Thanks again to everyone who helped me with my first inquiry.

There are many references across Webmasterworld to traffic coming from server farms, where the implication has been that such traffic is generally undesirable.

However, particularly since April, 2017 when U.S. broadband privacy rules were overturned, allowing ISPs to collect and market user data, and even before when Consumer Reports of all sources began explicitly recommending its readers practice anonymity online, more and more ordinary people have been turning to routinely using VPNs.

As a consequence, available addresses are in ever shorter supply, and server farms are consequently filling that void. It's also not uncommon to find one or more addresses already blocked by Google or a site's CDN provider.

So: since it is now a fact now that more and more ordinary, legitimate humans are arriving at sites from addresses that previously might have been written off as hacker/spammer neighborhoods, if it has, how has your philosophy and, more importantly, your specific treatment of server farm ranges evolved?

Thanks,

James

justpassing

1:10 pm on Oct 11, 2018 (gmt 0)

Top Contributors Of The Month

I created my own CAPTCHA-like form that I use when I detect an IP which belongs to my "suspect" list. So real humans can pass and continue. Then I keep an eye on what happens to eventually refine my list.

Steven29

2:53 pm on Oct 11, 2018 (gmt 0)

I haven't seen a legitimate user using a cloud or hosting ip address to this day. But every single day there are thousands and thousands of bad requests.

I would say the day the legitimate requests surpass the bad requests I may look into a way to filter these better.

I think cloud servers are basically today's proxies.

lucy24

5:27 pm on Oct 11, 2018 (gmt 0)

WebmasterWorld Senior Member

10+ Year Member

Top Contributors Of The Month

how has your philosophy and, more importantly, your specific treatment of server farm ranges evolved?

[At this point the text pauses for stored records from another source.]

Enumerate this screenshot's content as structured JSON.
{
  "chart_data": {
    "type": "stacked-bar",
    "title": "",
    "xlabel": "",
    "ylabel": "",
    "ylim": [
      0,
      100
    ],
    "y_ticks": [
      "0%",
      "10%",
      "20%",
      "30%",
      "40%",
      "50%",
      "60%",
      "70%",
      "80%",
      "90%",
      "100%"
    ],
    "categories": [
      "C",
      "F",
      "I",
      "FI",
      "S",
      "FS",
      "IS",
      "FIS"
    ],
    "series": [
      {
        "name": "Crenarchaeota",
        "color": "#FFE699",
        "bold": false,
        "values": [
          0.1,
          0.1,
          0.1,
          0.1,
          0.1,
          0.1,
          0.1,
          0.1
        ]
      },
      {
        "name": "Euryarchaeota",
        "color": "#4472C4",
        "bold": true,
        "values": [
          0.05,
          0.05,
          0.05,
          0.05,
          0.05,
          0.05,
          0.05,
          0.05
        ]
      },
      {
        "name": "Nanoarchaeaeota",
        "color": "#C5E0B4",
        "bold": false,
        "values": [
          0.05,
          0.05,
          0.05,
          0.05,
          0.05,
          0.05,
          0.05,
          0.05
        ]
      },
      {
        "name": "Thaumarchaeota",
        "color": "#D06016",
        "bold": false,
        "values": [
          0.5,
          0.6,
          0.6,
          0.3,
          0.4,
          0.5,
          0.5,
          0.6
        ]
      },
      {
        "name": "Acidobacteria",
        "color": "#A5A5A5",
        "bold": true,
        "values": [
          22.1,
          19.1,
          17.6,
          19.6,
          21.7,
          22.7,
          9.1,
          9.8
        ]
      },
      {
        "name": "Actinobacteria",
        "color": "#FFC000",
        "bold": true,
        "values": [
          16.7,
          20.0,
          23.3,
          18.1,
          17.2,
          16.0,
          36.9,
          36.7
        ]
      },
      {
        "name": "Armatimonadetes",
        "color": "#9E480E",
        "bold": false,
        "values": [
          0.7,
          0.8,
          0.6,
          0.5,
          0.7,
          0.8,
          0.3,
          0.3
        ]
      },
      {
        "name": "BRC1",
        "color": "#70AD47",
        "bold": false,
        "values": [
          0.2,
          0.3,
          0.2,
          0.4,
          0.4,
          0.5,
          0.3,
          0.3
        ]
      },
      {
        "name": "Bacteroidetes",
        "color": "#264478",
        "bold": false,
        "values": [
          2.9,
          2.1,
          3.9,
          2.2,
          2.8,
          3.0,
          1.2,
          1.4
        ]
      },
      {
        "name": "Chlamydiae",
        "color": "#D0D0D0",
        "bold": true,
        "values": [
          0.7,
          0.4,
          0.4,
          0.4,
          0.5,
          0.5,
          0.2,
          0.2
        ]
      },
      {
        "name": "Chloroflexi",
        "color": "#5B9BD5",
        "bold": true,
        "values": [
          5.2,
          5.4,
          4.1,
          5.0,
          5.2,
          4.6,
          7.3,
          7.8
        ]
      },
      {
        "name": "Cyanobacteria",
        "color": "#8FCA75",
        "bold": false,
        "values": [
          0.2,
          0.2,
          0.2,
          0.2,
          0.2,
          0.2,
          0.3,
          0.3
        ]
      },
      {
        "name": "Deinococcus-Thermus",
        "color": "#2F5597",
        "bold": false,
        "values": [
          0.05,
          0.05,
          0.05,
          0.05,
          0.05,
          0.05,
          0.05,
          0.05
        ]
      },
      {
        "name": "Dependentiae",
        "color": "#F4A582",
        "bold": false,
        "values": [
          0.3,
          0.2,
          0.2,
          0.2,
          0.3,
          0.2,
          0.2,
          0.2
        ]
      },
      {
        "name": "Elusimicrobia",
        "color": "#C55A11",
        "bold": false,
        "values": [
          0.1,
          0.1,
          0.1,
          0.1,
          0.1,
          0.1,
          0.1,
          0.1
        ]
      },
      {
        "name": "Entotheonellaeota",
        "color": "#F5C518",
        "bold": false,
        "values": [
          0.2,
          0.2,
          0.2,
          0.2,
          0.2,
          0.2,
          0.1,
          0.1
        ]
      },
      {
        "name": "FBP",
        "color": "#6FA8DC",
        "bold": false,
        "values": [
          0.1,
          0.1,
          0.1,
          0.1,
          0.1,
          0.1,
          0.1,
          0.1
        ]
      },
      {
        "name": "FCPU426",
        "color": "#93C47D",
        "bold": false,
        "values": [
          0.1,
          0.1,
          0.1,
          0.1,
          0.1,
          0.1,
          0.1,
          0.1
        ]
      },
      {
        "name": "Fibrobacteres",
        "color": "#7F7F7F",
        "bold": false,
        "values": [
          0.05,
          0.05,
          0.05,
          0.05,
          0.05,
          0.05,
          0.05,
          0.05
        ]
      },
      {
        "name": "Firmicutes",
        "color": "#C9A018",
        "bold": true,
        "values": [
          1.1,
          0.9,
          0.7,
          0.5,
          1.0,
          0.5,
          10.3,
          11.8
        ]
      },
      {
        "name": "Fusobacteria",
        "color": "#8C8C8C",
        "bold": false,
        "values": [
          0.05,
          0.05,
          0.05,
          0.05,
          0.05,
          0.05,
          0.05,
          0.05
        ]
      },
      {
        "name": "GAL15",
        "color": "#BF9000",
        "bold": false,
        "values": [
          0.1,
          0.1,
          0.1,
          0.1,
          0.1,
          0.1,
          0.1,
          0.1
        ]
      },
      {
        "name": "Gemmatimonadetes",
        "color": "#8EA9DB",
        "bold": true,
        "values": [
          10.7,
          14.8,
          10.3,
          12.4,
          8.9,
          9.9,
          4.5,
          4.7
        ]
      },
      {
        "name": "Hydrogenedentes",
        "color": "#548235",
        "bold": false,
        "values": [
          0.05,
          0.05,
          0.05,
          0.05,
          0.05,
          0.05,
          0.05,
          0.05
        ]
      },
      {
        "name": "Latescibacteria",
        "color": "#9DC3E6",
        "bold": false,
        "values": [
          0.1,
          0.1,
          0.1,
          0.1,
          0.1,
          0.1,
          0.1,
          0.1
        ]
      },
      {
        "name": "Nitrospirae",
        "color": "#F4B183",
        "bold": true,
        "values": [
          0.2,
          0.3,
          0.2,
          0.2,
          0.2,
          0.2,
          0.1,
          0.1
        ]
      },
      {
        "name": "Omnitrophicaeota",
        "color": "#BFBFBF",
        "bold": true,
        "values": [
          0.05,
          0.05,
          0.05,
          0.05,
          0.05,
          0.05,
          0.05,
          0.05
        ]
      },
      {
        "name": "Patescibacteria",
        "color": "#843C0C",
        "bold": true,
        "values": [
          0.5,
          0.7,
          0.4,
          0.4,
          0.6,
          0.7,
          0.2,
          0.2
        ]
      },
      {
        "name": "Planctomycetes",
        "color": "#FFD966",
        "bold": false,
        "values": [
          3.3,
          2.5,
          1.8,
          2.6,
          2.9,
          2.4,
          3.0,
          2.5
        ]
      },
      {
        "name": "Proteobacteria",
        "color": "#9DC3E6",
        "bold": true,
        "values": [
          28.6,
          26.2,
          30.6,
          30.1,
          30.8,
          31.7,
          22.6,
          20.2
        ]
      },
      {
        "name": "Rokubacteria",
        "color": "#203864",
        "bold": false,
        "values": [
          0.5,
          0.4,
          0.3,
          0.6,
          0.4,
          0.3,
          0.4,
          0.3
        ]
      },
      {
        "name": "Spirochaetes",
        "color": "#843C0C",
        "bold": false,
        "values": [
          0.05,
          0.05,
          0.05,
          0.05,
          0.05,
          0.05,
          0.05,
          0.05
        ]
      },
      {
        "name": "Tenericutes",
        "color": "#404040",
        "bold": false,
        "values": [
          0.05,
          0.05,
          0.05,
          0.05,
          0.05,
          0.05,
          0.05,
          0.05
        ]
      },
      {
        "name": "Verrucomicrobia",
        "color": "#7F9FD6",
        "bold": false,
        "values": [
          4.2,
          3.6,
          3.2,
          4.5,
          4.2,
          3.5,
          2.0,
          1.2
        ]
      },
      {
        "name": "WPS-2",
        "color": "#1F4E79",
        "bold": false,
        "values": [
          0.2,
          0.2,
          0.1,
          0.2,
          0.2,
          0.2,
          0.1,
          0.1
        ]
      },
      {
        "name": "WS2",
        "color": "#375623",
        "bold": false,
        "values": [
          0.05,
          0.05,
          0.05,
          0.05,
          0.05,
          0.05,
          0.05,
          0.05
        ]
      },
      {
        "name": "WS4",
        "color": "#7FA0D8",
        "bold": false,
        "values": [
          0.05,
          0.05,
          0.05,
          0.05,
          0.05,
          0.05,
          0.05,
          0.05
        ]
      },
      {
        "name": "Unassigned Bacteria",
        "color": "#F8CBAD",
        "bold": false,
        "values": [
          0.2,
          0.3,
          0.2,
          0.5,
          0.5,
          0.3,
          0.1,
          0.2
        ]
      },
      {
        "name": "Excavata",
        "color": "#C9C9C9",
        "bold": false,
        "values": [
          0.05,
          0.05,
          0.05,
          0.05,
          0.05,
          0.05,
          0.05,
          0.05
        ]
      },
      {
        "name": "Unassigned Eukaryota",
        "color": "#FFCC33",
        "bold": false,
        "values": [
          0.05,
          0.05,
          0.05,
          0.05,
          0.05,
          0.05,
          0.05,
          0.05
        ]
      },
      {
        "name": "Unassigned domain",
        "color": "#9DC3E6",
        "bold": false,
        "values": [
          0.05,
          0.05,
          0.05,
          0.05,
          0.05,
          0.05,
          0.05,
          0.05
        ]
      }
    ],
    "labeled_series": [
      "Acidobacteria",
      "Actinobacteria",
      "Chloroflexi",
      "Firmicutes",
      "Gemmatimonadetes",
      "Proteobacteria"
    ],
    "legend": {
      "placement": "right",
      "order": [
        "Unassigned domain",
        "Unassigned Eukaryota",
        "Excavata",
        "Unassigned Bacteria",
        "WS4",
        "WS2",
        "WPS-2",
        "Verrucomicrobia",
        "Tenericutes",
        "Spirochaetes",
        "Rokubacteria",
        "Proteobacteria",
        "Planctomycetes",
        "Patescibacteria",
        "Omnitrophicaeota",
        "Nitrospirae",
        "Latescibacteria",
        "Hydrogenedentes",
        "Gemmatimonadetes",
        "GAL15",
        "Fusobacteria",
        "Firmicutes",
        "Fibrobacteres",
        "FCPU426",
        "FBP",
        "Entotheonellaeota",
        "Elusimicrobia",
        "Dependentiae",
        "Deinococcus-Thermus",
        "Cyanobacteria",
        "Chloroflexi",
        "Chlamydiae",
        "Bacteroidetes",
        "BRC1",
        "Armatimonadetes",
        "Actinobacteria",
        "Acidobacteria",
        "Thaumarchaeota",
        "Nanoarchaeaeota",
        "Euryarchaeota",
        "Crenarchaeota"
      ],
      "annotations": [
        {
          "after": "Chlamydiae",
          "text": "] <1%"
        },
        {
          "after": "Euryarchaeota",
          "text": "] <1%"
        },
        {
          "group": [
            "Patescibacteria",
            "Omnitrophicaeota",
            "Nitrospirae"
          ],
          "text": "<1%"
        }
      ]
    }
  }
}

Several years ago I dumped my old, IP-based access controls and changed over to header-based rules. Visitors are assessed based on who they are and what they do, not where they live. Yes, some robots get through--but no more than before overall, and with much less time and trouble on my part.

justpassing

5:50 pm on Oct 11, 2018 (gmt 0)

Top Contributors Of The Month

header-based rules.

Can you explain ? Do you check the headers sent during a request and depending of fields set or missing, you let them in or not ? Is that it?

lucy24

6:15 pm on Oct 11, 2018 (gmt 0)

WebmasterWorld Senior Member

10+ Year Member

Top Contributors Of The Month

Is that it?

Yup, that's basically it. I tend not to go into detail, on the--admittedly remote--chance that botrunners are reading these forums and taking notes. (Based on the observed intelligence of the average robot, I tend to doubt it.)

justpassing

7:44 pm on Oct 11, 2018 (gmt 0)

Top Contributors Of The Month

That's fine, thank you.

keyplyr

9:01 pm on Oct 11, 2018 (gmt 0)

WebmasterWorld Senior Member

10+ Year Member

Top Contributors Of The Month

Hi JamesSC,

Nothing has changed as far as site security.

Site security should be a comprehensive methodology of filtering traffic through several approaches, as outlined here: Blocking Methods [webmasterworld.com] and HTTPS Security Headers [webmasterworld.com]

@justpassing - header check methods are linked from the Blocking Methods.

justpassing

8:16 am on Oct 12, 2018 (gmt 0)

Top Contributors Of The Month

@justpassing - header check methods are linked from the Blocking Methods.

Yes thank you. It's roughly what I am doing too, but still need to be strict about server farms just because of one single scraper archive.is/today/onion (they keep changing their name), which has all the correct headers.

keyplyr

8:28 am on Oct 12, 2018 (gmt 0)

WebmasterWorld Senior Member

10+ Year Member

Top Contributors Of The Month

A site with light traffic (<10k daily page loads) can probably get by relatively OK only using Header based security, however medium to heavy traffic sites really need a comprehensive approach of all the blocking methods. There's just too much going on.

As far as visitors using VPNs hosted at server farms, the same approach is needed. I block all known server farm ranges (over 6k) with prejudice for beneficial bots, apps, schools, ISPs, *some* VPNs, and a few other variables.

However, those agents allowed through the IP filters must also validate with the other conditions.

All this takes daily diligent attention. I watch server logs and constantly tweak my rules.